While it may appear to be the ace in the hole, the reality of pellagra is a bit different. The onset of pellagra requires about four to five years to become fatal. Since the bulk of the prisoners were taken in 1918 and released in 1920, a two year window at best, it is difficult to understand the process of food being the determinant. It would appear as though those who died of pellagra had already contracted the illness at least two or more years prior to captivity. This would not have been recognised by the British authorities who fed the Ottoman POWs the same rations their own troops received. There is no doubt that this was a dreadful diet which most people would find difficult to consume at the best of times. However, since the Ottoman POWs were afflicted with pellagra as a pre-existing illness and related to their pre-enlistment and service diet, it is disingenuous to lay the blame upon the Imperial authorities because they happened to be the last link in a chain. This was a fault of the Ottoman Government for failing to distribute a public health message regarding niacin deficiency to the general Ottoman population and thus prevent it in the home. It was a failure of the Ottoman armies to ignore the problem and provide a diet that was impoverished in niacin. The British authorities were the last link who also failed to do anything.
On this charge, there was nothing deliberate but a chain of neglect that originated in the various households of the Ottoman POWs prior to the war.
As for the differentiation in treatment between the Ottoman POWs and the Germans and Austrians as highlighted by the differential in death rates of pellagra, this may also be dismissed for similar reasons.

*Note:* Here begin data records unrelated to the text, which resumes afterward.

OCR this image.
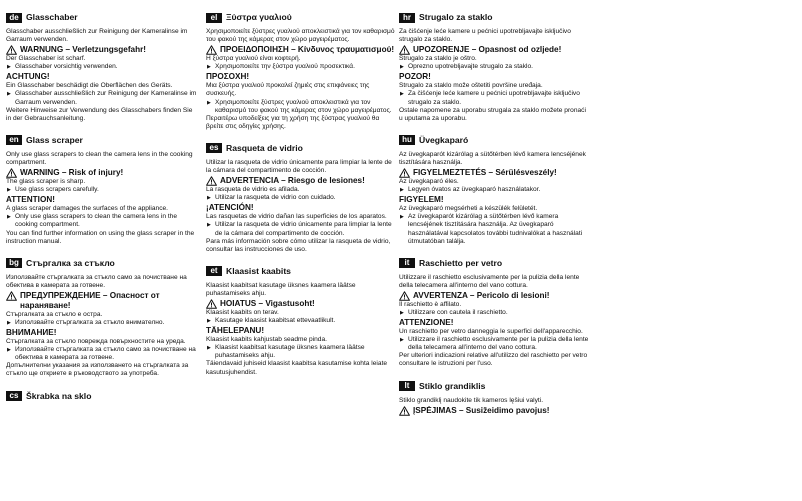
de Glasschaber

Glasschaber ausschließlich zur Reinigung der Kameralinse im Garraum verwenden.

WARNUNG – Verletzungsgefahr!

Der Glasschaber ist scharf.

▶ Glasschaber vorsichtig verwenden.
ACHTUNG!

Ein Glasschaber beschädigt die Oberflächen des Geräts.

▶ Glasschaber ausschließlich zur Reinigung der Kameralinse im Garraum verwenden.

Weitere Hinweise zur Verwendung des Glasschabers finden Sie in der Gebrauchsanleitung.

en Glass scraper

Only use glass scrapers to clean the camera lens in the cooking compartment.

WARNING – Risk of injury!

The glass scraper is sharp.

▶ Use glass scrapers carefully.
ATTENTION!

A glass scraper damages the surfaces of the appliance.

▶ Only use glass scrapers to clean the camera lens in the cooking compartment.

You can find further information on using the glass scraper in the instruction manual.

bg Стъргалка за стъкло

Използвайте стъргалката за стъкло само за почистване на обектива в камерата за готвене.

ПРЕДУПРЕЖДЕНИЕ – Опасност от нараняване!

Стъргалката за стъкло е остра.

▶ Използвайте стъргалката за стъкло внимателно.
ВНИМАНИЕ!

Стъргалката за стъкло поврежда повърхностите на уреда.

▶ Използвайте стъргалката за стъкло само за почистване на обектива в камерата за готвене.

Допълнителни указания за използването на стъргалката за стъкло ще откриете в ръководството за употреба.

cs Škrabka na sklo
el	Ξύστρα γυαλιού

Χρησιμοποιείτε ξύστρες γυαλιού αποκλειστικά για τον καθαρισμό του φακού της κάμερας στον χώρο μαγειρέματος.

ΠΡΟΕΙΔΟΠΟΙΗΣΗ – Κίνδυνος τραυματισμού!

Η ξύστρα γυαλιού είναι κοφτερή.

▶ Χρησιμοποιείτε την ξύστρα γυαλιού προσεκτικά.
ΠΡΟΣΟΧΗ!

Μια ξύστρα γυαλιού προκαλεί ζημιές στις επιφάνειες της συσκευής.

▶ Χρησιμοποιείτε ξύστρες γυαλιού αποκλειστικά για τον καθαρισμό του φακού της κάμερας στον χώρο μαγειρέματος.

Περαιτέρω υποδείξεις για τη χρήση της ξύστρας γυαλιού θα βρείτε στις οδηγίες χρήσης.

es Rasqueta de vidrio

Utilizar la rasqueta de vidrio únicamente para limpiar la lente de la cámara del compartimento de cocción.

ADVERTENCIA – Riesgo de lesiones!

La rasqueta de vidrio es afilada.

▶ Utilizar la rasqueta de vidrio con cuidado.
¡ATENCIÓN!

Las rasquetas de vidrio dañan las superficies de los aparatos.

▶ Utilizar la rasqueta de vidrio únicamente para limpiar la lente de la cámara del compartimento de cocción.

Para más información sobre cómo utilizar la rasqueta de vidrio, consultar las instrucciones de uso.

et Klaasist kaabits

Klaasist kaabitsat kasutage üksnes kaamera läätse puhastamiseks ahju.

HOIATUS – Vigastusoht!

Klaasist kaabits on terav.

▶ Kasutage klaasist kaabitsat ettevaatlikult.
TÄHELEPANU!

Klaasist kaabits kahjustab seadme pinda.

▶ Klaasist kaabitsat kasutage üksnes kaamera läätse puhastamiseks ahju.

Täiendavaid juhiseid klaasist kaabitsa kasutamise kohta leiate kasutusjuhendist.

hr Strugalo za staklo

Za čišćenje leće kamere u pećnici upotrebljavajte isključivo strugalo za staklo.

UPOZORENJE – Opasnost od ozljede!

Strugalo za staklo je oštro.

▶ Oprezno upotrebljavajte strugalo za staklo.
POZOR!

Strugalo za staklo može oštetiti površine uređaja.

▶ Za čišćenje leće kamere u pećnici upotrebljavajte isključivo strugalo za staklo.

Ostale napomene za uporabu strugala za staklo možete pronaći u uputama za uporabu.

hu Üvegkaparó

Az üvegkaparót kizárólag a sütőtérben lévő kamera lencséjének tisztítására használja.

FIGYELMEZTETÉS – Sérülésveszély!

Az üvegkaparó éles.

▶ Legyen óvatos az üvegkaparó használatakor.
FIGYELEM!

Az üvegkaparó megsérheti a készülék felületét.

▶ Az üvegkaparót kizárólag a sütőtérben lévő kamera lencséjének tisztítására használja. Az üvegkaparó használatával kapcsolatos további tudnivalókat a használati útmutatóban találja.
it	Raschietto per vetro

Utilizzare il raschietto esclusivamente per la pulizia della lente della telecamera all'interno del vano cottura.

AVVERTENZA – Pericolo di lesioni!

Il raschietto è affilato.

▶ Utilizzare con cautela il raschietto.
ATTENZIONE!

Un raschietto per vetro danneggia le superfici dell'apparecchio.

▶ Utilizzare il raschietto esclusivamente per la pulizia della lente della telecamera all'interno del vano cottura.

Per ulteriori indicazioni relative all'utilizzo del raschietto per vetro consultare le istruzioni per l'uso.

lt	Stiklo grandiklis

Stiklo grandiklį naudokite tik kameros lęšiui valyti.

ĮSPĖJIMAS – Susižeidimo pavojus!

The lower death rates of the Germans and Austrians had less to do with British teatment differentials and more to do with the pre war diet of the POWs. The only conclusion that may be reached is that both the Germans and Austrians had diets rich in niacin prior to military service and thus were able to survive the rigours of the POW camp existence far better than the Ottoman POWs.
So superficially, it would appear Yanıkdağ may have an issue but when examined under the cold hard facts, Yanıkdağ's thesis says more about the appalling Ottoman public health program prior to the war than the treatment of Ottoman POWs in British camps.